I am new to programming and specially regex. I have encountered a problem mapping a dictionary items to a pandas dataframe column.
A Minimal reproducible example would be as following (my original dataset is a large one):
my csv file looks like:
id | color | status |
---|---|---|
1 | red | "this is equal to the / number 3" |
2 | yellow | you should visit the url \n http:13/color/findings/7 |
67 | green | conver it to a new value |
7 | blue | "this is equal to the / number 13" |
8 | green | conver it to a new value |
23 | white | you should visit the url \n http:13/color/findings/67 |
The result I would like to have is modifying the status of each element to be more generic:
id | color | status |
---|---|---|
1 | red | "this is equal to a number" |
2 | yellow | you should visit the corresponding website |
67 | green | conver it to a new value |
7 | blue | "this is equal to a number" |
8 | green | conver it to a new value |
23 | white | you should visit the corresponding website |
the method I would like to use is creating a dictionary which the keys and values are the corresponnding status comments and replace them:
my_dict = {
'"this is equal to the \/ number \d "' : '"this is equal to a number"',
'you should visit the url \\n http:\d \/color\/findings\/\d ' : 'you should visit the corresponding website',
'conver it to a new value' : 'conver it to a new value'
}
then for the first method, I tried to replace them by mapping:
df['status'] = [next((v for k,v in my_dict.items() if k in x), float('nan')) for x in df['status'].tolist()]
which gives me only the status which is similar to the original key value : "conver it to a new value"
And also I tried:
dictkeys_pattern = re.compile('|'.join(my_dict), re.IGNORECASE)
status_found = df['status'].str.findall(my_dict)
stat = []
for i in status_found:
for k, v in my_dict.items():
if re.match(k, i, re.IGNORECASE):
stat.append(v)
else:
stat = None
if status_found:
stat = []
for i in status_found:
for k, v in my_dict.items():
if re.match(k, i, re.IGNORECASE):
stat.append(v)
else:
stat = None
However, status_found is an empty Series.
Could someoe help me and show me which part I am doing wrong?
CodePudding user response:
Try this ....
import pandas as pd
dic = {'id': [1, 2, 3, 4,5,6],
'color': ['red', 'yellow', 'green', 'blue','green','white'],
'status': ['this is equal to the / number 3', 'you should visit the url \n http:13/color/findings/7', 'conver it to a new value',
'this is equal to the / number 13',' conver it to a new value','you should visit the url \n http:13/color/findings/6']}
df = pd.DataFrame(dic)
print(df)
#creating a new list (new status)
status1=['this is equal to a number', 'you should visit the corresponding website', 'conver it to a new value',
'this is equal to the / number 13',' conver it to a new value','you should visit the url \n http:13/color/findings/6']
df['status'] = status1 # replacing older with new one (colname intact while replacing its contents with newcol)
print('\n',df)
CodePudding user response:
I don't know how many different cases you would like to modify, but you could simply write a function that replaces the status if a regex pattern could be found.

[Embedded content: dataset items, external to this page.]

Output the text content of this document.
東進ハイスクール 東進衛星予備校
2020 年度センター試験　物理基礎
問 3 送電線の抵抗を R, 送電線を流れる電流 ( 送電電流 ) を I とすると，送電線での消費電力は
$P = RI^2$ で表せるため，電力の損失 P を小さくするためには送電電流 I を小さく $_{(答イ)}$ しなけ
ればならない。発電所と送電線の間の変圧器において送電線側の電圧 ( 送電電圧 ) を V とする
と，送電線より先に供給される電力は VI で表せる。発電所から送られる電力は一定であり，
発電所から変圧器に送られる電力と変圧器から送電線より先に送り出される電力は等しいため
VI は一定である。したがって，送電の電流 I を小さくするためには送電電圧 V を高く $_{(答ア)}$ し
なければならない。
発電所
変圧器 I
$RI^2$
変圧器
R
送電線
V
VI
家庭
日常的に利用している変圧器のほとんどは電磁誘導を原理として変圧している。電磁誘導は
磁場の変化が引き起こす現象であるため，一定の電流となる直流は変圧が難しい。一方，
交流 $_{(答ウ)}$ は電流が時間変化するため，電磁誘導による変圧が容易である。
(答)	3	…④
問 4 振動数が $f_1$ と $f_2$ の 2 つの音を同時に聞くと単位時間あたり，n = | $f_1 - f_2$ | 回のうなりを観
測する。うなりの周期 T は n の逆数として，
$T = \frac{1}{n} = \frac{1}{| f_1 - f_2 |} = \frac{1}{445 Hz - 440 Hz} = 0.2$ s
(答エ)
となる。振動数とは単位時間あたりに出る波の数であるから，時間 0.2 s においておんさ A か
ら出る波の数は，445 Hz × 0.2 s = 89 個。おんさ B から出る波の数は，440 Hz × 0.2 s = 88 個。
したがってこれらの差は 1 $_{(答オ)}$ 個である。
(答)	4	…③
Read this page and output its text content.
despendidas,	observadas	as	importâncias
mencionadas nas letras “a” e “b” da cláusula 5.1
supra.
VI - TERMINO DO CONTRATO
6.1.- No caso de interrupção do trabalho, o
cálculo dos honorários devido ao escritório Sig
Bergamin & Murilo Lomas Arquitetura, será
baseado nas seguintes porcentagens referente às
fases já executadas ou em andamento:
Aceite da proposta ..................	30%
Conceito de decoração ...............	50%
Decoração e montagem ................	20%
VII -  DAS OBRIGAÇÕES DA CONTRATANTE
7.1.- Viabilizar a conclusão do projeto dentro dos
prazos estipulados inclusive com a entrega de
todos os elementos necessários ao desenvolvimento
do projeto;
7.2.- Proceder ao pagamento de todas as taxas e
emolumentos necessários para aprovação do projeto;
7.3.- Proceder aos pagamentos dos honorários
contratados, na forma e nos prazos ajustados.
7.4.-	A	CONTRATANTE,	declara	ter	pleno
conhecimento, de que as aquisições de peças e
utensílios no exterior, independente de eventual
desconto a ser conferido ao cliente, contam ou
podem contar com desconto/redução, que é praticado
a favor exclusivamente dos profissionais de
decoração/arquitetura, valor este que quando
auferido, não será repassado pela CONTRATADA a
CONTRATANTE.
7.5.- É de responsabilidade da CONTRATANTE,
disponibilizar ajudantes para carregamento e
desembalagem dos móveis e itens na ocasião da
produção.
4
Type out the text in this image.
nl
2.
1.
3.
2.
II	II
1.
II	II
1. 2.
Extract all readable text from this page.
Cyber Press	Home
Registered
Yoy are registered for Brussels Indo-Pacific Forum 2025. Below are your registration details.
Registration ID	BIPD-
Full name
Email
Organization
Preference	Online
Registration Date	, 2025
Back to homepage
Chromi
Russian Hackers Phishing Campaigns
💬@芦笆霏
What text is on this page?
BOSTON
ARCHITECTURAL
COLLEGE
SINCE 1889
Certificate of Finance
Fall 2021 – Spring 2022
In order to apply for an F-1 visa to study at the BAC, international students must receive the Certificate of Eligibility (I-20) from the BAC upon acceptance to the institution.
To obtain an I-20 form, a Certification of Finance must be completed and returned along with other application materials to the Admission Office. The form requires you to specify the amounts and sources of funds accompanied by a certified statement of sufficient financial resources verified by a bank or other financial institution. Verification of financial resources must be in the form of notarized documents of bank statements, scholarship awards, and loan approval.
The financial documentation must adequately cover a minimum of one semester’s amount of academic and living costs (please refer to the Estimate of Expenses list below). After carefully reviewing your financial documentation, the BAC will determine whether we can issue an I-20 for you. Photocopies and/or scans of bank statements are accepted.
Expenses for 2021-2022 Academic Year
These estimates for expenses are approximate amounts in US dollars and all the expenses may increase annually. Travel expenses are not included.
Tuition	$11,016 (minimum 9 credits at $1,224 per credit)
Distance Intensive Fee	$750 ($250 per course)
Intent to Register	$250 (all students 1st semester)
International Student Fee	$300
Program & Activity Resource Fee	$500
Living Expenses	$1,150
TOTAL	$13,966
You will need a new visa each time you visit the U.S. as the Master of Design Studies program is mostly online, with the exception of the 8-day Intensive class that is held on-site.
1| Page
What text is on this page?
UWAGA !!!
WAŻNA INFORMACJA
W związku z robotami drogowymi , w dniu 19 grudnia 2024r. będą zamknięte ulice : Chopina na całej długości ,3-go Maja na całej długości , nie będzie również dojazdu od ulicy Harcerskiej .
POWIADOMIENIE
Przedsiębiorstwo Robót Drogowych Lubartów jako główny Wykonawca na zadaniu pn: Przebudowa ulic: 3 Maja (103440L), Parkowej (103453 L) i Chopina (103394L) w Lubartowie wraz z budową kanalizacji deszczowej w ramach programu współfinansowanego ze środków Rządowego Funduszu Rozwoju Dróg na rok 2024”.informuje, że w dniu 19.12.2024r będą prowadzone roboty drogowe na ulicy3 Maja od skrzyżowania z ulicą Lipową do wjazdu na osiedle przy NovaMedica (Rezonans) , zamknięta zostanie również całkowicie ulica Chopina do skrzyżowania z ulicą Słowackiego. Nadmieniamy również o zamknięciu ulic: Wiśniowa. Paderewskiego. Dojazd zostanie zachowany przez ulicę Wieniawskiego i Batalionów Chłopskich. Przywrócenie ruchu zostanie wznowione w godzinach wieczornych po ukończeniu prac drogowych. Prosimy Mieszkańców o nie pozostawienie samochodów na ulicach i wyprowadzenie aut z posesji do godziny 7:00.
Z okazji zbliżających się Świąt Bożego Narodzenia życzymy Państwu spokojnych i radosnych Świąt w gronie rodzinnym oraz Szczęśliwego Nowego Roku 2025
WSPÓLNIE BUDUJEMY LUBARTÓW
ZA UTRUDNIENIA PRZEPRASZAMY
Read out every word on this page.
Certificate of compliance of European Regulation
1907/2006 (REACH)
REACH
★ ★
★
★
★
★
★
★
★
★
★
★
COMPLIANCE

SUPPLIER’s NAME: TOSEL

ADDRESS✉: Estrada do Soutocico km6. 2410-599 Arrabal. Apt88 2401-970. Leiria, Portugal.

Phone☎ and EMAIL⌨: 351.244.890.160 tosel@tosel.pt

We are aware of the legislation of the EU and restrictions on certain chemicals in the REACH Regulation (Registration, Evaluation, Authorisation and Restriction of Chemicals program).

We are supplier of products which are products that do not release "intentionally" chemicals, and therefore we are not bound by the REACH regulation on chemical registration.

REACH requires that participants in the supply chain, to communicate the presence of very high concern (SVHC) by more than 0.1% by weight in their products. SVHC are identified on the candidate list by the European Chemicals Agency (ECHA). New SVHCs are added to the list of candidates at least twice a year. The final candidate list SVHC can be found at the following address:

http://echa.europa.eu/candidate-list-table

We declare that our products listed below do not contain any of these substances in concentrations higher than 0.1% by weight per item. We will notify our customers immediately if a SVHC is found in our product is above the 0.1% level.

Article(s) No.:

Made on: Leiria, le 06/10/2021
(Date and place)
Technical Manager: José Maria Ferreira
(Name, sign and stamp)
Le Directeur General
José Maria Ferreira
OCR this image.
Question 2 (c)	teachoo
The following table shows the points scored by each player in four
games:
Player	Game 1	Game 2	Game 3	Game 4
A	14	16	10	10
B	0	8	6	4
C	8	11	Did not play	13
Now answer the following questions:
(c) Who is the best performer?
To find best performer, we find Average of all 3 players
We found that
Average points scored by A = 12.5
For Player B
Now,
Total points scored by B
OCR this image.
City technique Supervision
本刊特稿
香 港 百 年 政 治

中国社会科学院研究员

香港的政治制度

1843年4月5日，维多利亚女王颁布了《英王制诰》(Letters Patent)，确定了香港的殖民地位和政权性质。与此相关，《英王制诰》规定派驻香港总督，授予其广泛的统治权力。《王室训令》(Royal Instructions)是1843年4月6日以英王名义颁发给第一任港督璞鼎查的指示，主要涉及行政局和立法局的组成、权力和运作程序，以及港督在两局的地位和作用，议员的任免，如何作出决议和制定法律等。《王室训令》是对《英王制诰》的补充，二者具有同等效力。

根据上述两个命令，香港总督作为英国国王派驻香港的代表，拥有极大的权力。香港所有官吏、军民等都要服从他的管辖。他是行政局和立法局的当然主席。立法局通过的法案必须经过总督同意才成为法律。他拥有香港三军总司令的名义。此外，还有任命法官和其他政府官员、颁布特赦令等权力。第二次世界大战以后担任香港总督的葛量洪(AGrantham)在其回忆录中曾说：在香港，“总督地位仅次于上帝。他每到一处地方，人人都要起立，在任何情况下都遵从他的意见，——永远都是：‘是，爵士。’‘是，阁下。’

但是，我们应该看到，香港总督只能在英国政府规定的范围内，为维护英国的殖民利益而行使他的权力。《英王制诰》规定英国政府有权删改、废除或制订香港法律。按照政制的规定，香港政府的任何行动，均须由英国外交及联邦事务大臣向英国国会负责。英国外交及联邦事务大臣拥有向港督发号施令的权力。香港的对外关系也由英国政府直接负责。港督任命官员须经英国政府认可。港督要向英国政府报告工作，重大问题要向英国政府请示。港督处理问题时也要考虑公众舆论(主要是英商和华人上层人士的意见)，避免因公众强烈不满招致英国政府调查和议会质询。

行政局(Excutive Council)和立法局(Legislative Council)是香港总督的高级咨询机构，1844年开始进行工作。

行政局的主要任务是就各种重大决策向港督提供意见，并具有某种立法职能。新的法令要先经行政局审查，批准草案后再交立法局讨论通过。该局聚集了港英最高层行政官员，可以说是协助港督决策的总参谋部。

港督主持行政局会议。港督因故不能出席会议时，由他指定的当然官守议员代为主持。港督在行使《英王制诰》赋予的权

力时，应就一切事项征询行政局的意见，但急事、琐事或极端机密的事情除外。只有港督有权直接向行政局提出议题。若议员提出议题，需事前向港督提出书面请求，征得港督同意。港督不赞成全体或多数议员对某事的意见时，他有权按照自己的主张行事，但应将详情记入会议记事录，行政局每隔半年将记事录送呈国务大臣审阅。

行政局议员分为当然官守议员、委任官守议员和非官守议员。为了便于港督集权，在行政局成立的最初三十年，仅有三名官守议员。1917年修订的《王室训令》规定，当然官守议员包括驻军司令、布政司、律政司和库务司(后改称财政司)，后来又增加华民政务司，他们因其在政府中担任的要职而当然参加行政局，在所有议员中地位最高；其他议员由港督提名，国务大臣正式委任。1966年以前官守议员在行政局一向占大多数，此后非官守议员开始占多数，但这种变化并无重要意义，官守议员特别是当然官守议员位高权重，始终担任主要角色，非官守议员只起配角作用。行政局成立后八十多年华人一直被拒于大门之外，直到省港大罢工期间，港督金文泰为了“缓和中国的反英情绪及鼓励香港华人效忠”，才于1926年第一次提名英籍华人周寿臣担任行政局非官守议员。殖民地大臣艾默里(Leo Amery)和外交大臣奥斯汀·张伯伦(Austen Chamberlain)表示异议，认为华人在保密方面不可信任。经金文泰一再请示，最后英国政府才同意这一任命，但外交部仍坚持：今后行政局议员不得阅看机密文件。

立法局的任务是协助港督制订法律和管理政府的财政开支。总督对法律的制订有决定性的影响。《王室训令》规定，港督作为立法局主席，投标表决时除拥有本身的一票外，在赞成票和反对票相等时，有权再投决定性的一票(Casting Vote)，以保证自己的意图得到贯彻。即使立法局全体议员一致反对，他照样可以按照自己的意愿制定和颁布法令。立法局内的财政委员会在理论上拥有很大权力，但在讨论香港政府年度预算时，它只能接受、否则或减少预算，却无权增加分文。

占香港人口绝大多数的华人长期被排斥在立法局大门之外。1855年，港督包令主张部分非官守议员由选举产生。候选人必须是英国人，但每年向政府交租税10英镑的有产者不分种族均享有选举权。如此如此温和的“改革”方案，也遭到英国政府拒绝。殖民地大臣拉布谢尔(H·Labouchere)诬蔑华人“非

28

You can then create a new column and use the cleaner function with .apply()
like this.
import pandas as pd
import re
# Create sample data
d = {'color': ['red', 'yellow', 'green'],
'status': ['"this is equal to the / number 3"', 'you should visit the url \n http:13/color/findings/7',
'conver it to a new value']}
df = pd.DataFrame(d)
# Define cleaner function
def cleaner(x):
new_x = re.sub(r'.*( number\s?\d ).*', '"this is equal to a number"', x)
return new_x
# Create new column with cleaner function
df['status_cleaned'] = df['status'].apply(lambda x: cleaner(x))
print(df)
Output:
status | status_cleaned | |
---|---|---|
0 | "this is equal to the / number 3" | "this is equal to a number" |
1 | you should visit the url \n http:13/color/find... | you should visit the url \n http:13/color/find... |
2 | conver it to a new value | conver it to a new value |
Simply, add additional re.sub()
-lines to the cleaner function for other cases you would like to modify.
CodePudding user response:
You can use str.replace
dataf["status"] = (
dataf["status"]
.str.replace(r"http\:\d /color/findings/\d ","website", regex=True)
.str.replace(r"\d |/","", regex=True)
)
First we replace urls to website and then remove digits and forward slash.